Shareholder groups and financial market analysts have criticised AMCON’s attendance at the London training for judges who also adjudicate over AMCON’s lawsuits against debtors.

“It is part of the dubious ways in which Nigerian public enterprises are managed. It is a classical example of financial recklessness. AMCON is still carrying huge debts. The Corporation requires every amount of money to settle that huge debt. For management to be involved in this kind of recklessness beats every imagination,” says David Adonri of the Lagos-based Highcap Securities Ltd. The senior dealing member of the Nigerian Exchange described AMCON as a huge failure, stressing that it should be scrapped because it has failed to deliver on its core mandates.

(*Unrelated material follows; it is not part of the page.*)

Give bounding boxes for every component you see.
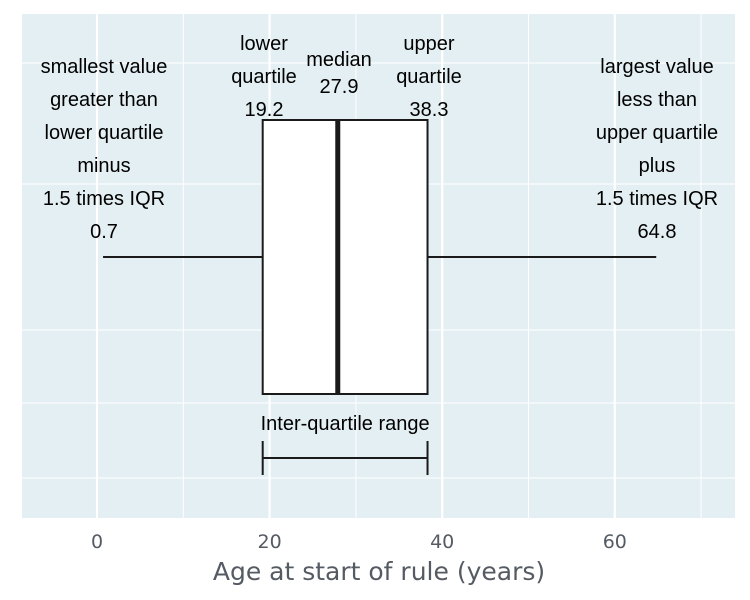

Also commenting, Barrister Ralph Udo, said “For a government agency that claimed a high level of indebtedness and failed target in debt recovery, it does not make economic sense, therefore, attending an offshore training that ought to be facilitated locally. Not at a time when the country is in dire need of a scarce foreign exchange,” said the Principal Partner of Ralph Udoh Chambers.

The senior lawyer noted that AMCON should have nothing to do with the training of Judges who are potential arbiters in their litigations, pointing out that it raises ethical and integrity questions.